Tonight, I come to you from a humble place: a place of distraction and failings, a place of comparison where I don’t measure up to my own standards of perfection. “Measuring up” is an interesting way to put it, I suppose. For just earlier today I attended my annual doctor exam where the nurse measured my height and stated, “Wow, you’re tall, you’re so lucky!” At 5’5” I consider myself tall-ish, but I was nevertheless taller than her so I was, by her standards, tall and lucky.

And you know, she wasn’t wrong. I am tall and lucky. I have been granted a height that allows me to reach the top shelf of my cupboard and that’s pretty cool. Not everyone has that ability. I’ve been given luck in love, that’s for sure. I also consider it marvelously lucky that I’ve managed to make it home everyday, safely.

When I take those, and other, things into consideration, it seems silly that I actually spend a lot of my time feeling sorry for myself, or feeling like I am failing in some way. But the fact is that I don’t really put the good at the forefront of my mind. When I do manage to contemplate the good, it’s in a situation such as this, where I’m trying to console myself and disestablish my true feelings of self-loathing.

Those feelings of disappointment and regret surface when the word “SHOULD” comes into play. I once had a wonderful mentor who always said that “should is a saboteur.” “I should feel ______”, “I should want ______”: these are the ways “should” sabotages me. And I let it happen, because I believe what “should” tells me. I let my idea of what I should be or feel overwhelm my true actions and feelings. This comes into play when I feel lesser than at my workplace. This happens when I hear about the importance of siblings and acknowledge that I’m not interested in giving my child a sibling.

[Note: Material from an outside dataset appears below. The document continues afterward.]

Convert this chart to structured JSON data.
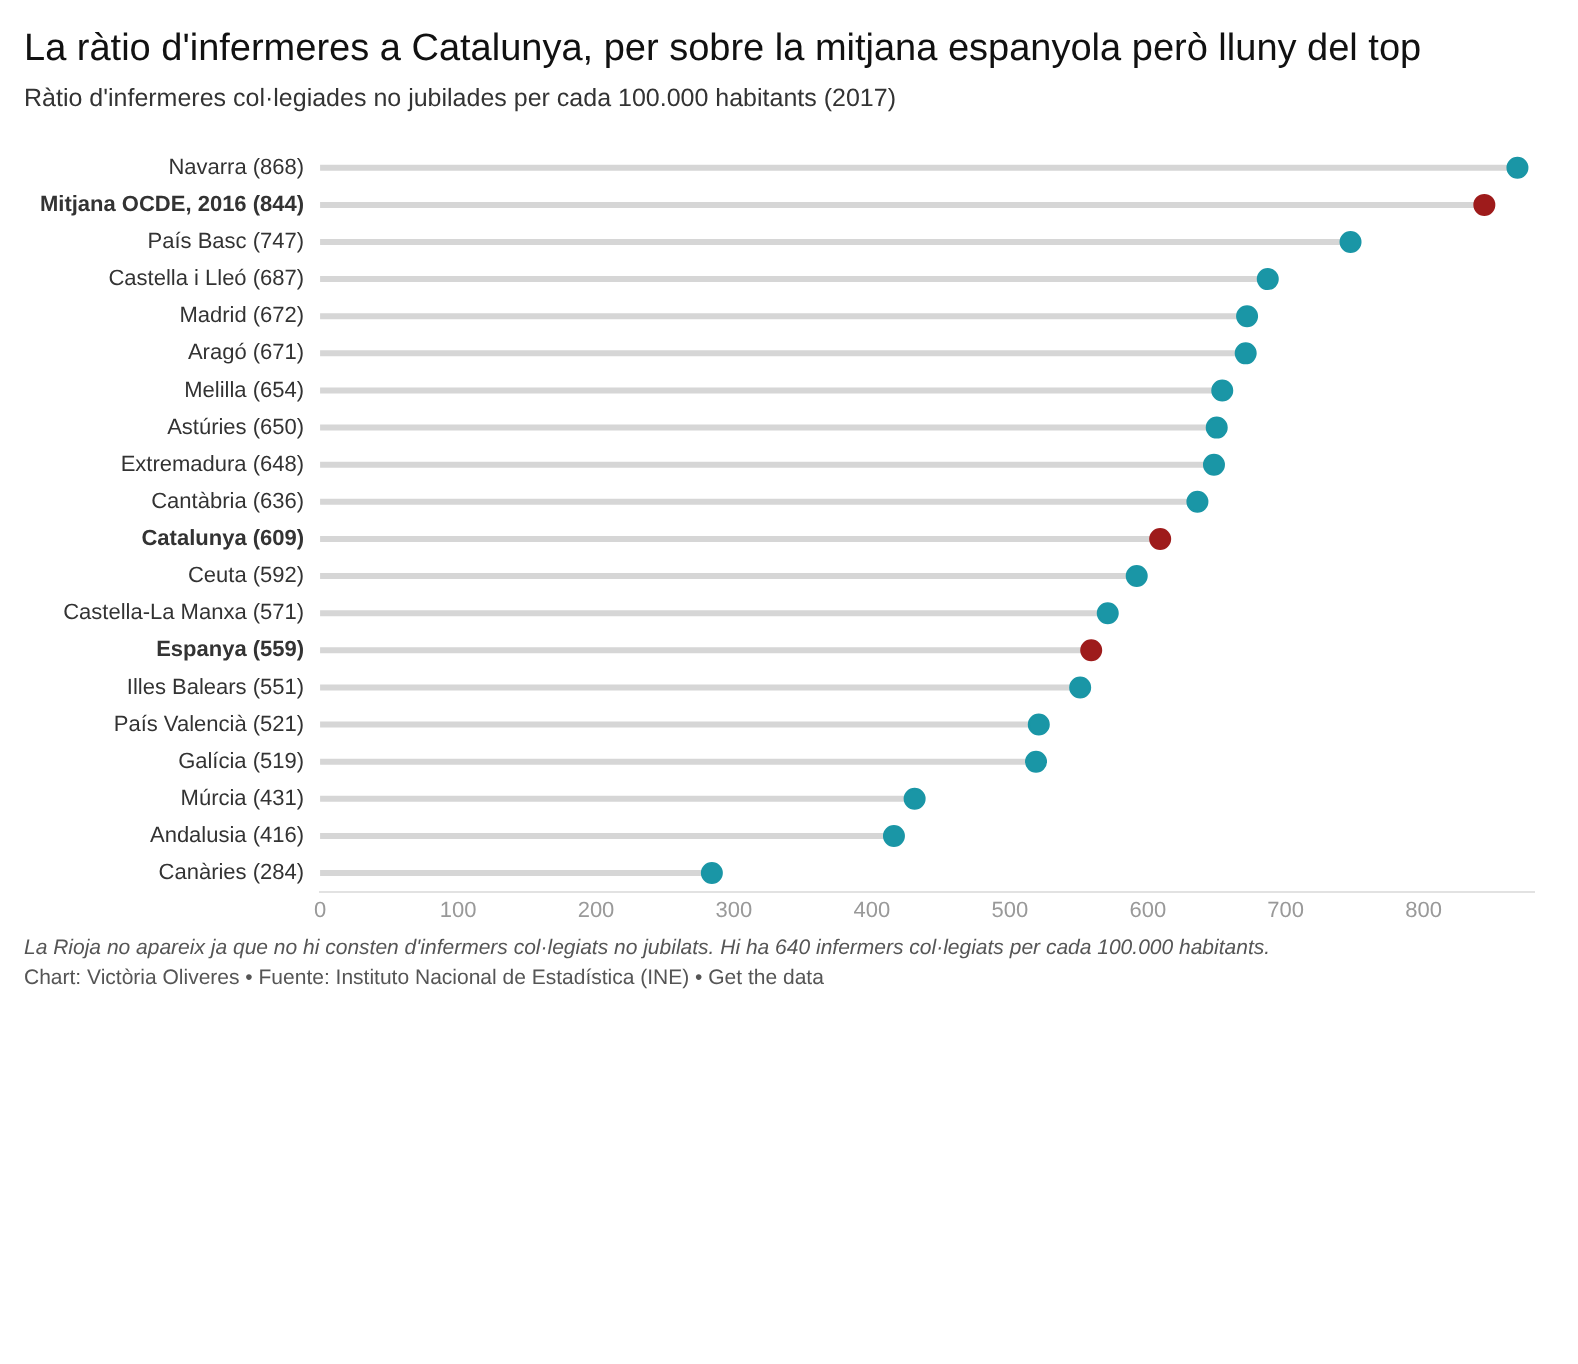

I tell myself I should be more important at my work, someone they cannot live without. Truth: I will never be that person and probably no one else will, either. I tell myself I should want to have more children. Truth: I do not want to have more children. Around and around I go, down this whirlpool of “should.” And boy, is it a long way down. But I think I’ve found the bottom and am climbing my way back up. Maybe tomorrow I can accept the work I do as good enough, and not convince myself that I’ll be fired simply for not being the boss’s favorite. Maybe tomorrow I will give my child my full attention, without simultaneously thinking about whether or not I will fail as his mother for not having more kids.

It’s times like these that I envy animals in the wild. They act and they react to real things that are actually happening. The ability to be contemplative is often a burden, and sometimes I just want to go on a vacation from my brain. If I can convince myself of the bad, certainly I can convince myself of the good, too. But “should” is a saboteur and I’m finding “should” impossible to eliminate.

Still, hope springs eternal, doesn’t it? Each day I strive to be better than the last, and I aim to become even more cognizant of myself – no matter how much it hurts – because I believe that self-awareness is my most valuable tool. I am aware that I let “should” sabotage my day and I am aware that I don’t want to go on like this forever. Between those two things, I just might have a formula for success. Between those two things, I will go to sleep one day accepting myself for who I really am, and there will be so much joy in that.